FAITH + IDEAS =: last updated 02/07/2011


“Actually, Lucy, My Trouble is Christmas.”

December 15, 2010                         Volume 3 Issue 17

 . . . an e-conversation with the Faculty of Gordon College . . .

By Rini Cobbey

Snowmen, reindeer, decorated trees, singing carolers . . . and a desperate man staring at his own gravestone in fear and anger. Ah, Christmas. Yes, a man confronted with his own death on a dismally cold night, and we watch—again—as the television plays the favorite holiday flick. We snuggle in close with loved ones on the couch, sipping eggnog, piles of presents nearby waiting to be unwrapped, and recite the film’s lines. Because we can.

Some of the best Christmas movies are more than a little melancholy. Certainly, all good stories include their share of trouble, obstacles giving the protagonist’s journey toward her goal some rise and fall. But, good grief—shouldn’t the movies we consume in this most wonderful time of the year be a little more full of peace and joy, showcasing protagonists who can be in a good mood once in awhile? Couldn’t they feature a few less ghosts, or at least not confront us with suicide attempts right off the bat?

I’m a fan of Christmas. I say let’s stretch it out, invite it in, celebrate Christmas early and often. I welcome its bustle, its lights, its gifts and songs, travel and cheer. But, I resonate with Charlie Brown when he tells the good doctor Lucy that the holiday brings its share of trouble. Like Chuck, Ebenezer Scrooge, and George Bailey, I also know the busyness, loneliness, financial and relational stresses that can come in the confusion of Christmas. So, I celebrate the role these movies play in acknowledging this reality.

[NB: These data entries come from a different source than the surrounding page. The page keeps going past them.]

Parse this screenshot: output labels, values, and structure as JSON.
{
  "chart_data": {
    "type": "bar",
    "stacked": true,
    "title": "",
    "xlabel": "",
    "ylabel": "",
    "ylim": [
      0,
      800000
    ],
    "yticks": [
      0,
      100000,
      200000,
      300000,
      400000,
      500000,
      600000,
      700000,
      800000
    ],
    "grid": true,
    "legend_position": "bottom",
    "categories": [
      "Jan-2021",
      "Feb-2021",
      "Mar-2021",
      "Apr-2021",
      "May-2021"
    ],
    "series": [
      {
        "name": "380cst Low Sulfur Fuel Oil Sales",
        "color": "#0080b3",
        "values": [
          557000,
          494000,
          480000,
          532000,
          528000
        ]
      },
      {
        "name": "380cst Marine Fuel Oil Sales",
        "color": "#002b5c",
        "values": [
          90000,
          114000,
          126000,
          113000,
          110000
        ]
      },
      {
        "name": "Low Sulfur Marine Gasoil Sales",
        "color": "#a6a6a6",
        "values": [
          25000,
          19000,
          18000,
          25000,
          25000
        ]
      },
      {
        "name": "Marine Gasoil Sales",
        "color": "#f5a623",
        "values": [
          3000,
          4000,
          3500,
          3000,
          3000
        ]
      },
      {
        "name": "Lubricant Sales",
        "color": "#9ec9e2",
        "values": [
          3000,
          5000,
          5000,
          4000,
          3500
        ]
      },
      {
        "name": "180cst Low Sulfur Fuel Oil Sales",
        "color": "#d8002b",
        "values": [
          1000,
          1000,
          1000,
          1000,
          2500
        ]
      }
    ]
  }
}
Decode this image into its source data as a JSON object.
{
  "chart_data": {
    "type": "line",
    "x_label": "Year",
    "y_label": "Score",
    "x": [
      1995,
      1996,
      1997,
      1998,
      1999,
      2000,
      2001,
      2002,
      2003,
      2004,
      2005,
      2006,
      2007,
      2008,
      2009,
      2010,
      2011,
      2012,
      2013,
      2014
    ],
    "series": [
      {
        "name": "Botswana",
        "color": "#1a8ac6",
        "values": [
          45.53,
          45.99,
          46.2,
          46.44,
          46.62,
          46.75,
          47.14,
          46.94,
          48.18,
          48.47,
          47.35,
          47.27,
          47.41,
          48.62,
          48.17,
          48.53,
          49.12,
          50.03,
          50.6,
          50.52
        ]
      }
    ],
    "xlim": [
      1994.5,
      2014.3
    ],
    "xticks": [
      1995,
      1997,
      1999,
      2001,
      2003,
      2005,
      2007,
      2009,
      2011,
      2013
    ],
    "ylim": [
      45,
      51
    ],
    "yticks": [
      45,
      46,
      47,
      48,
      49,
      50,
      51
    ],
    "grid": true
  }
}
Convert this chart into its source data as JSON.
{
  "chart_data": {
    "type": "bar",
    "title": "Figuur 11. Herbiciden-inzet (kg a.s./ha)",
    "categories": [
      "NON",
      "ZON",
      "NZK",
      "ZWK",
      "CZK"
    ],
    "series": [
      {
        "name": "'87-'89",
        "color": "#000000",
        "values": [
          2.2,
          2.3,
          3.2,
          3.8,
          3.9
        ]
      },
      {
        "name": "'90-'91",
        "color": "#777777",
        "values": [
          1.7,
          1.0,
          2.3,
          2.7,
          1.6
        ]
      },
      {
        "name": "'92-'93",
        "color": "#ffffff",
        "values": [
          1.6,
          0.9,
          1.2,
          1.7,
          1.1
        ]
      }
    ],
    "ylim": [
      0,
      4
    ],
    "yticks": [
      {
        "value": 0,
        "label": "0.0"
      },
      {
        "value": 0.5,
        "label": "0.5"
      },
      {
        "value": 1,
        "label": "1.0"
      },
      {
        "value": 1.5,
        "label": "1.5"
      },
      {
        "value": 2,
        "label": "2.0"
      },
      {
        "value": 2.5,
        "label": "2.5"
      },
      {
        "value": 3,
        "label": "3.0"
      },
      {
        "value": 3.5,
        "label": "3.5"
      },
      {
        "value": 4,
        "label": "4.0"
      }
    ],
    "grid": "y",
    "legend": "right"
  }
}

After all, the story of Christmas, as Linus reminds us in A Charlie Brown Christmas, is infused with not only the mundane but also the exceptionally hard. It is, remember, a story about immigration, taxes, and death—as well as life. In fact, the inclusion of death along with birth in popular Christmas narratives runs throughout history. The Christmas ghost story predates Dickens’ mass popularization of it in A Christmas Carol, and its essence informs It’s a Wonderful Life.

We watch these holiday favorites and listen to Christmas tunes to get in the mood, implying that the season resists its own “proper” sentiments somehow, and needs a little nudge. Yet, it’s not just happy feelings we seek and repeat as yuletide traditions. Featuring—and legitimizing the worldview of—an almost interminably depressed and socially challenged little boy, A Charlie Brown Christmas is one of the most successful and long running annually repeated shows on network television. And more than a dozen versions of A Christmas Carol play at nearly all times on some channel in the weeks before Christmas.

These movies are not only about Christmas, but have become a part of the Christmas ritual itself in American culture. Many of us have our long-established rules and timelines, certain settings and ways in which we repeat our engagement with a familiar popular text. For multiple generations this has included watching It’s a Wonderful Life on NBC on Christmas Eve.

And watching someone watch this movie for the first time is a gift in itself. It delivers when it shouldn’t. The movie is old, black-and-white, scratchy, and let’s face it, a little socialist-leaning in the season of Capitalism Gone Wild. But this is, perhaps, one of the keys to its success, its relevance and power. Christmastime epitomizes its source religion’s paradox. In the language of Christianity, we are “caught in between the now and the not yet,” between being Scrooge and a reborn George Bailey, tinged with cynicism and yet full of hope.

Eventually each of these popular treatments of our seasonal moods gets around to the Christmas spirit in the end. Although Scrooge’s change of heart seems full and lasting, I always imagine he faces some lingering effects of his prior personality; Tiny Tim’s leg is not healed; George Bailey’s friend floats him a line of credit, not an outright gift of millions, suggesting his days of working hard at the Building and Loan are not over; and Charlie Brown, well, he doesn’t become Snoopy.

But in keeping with the fundamental Christmas message of incarnation—that is, loving others so much that one sacrifices power and comfort to be fully present with them—each of these ‘darker’ Christmas movies actually achieves the Christmas spirit. They help us picture togetherness, even in the truthful context of brokenness. Ebenezer Scrooge makes time to be with his family, George Bailey’s neighbors come to his rescue, and Charlie Brown’s friends meet him halfway between austerity and excess, bringing about the miracle of the perfect Christmas tree and party.

So this holiday, as the lights on the tree brighten and dim, and the shows come on, may God bless us, every one, with a little merry, without banishing the melancholy.

Rini Cobbey is an associate professor of communication arts at Gordon College in Wenham, MA. She lives in Lynn, Massachusetts.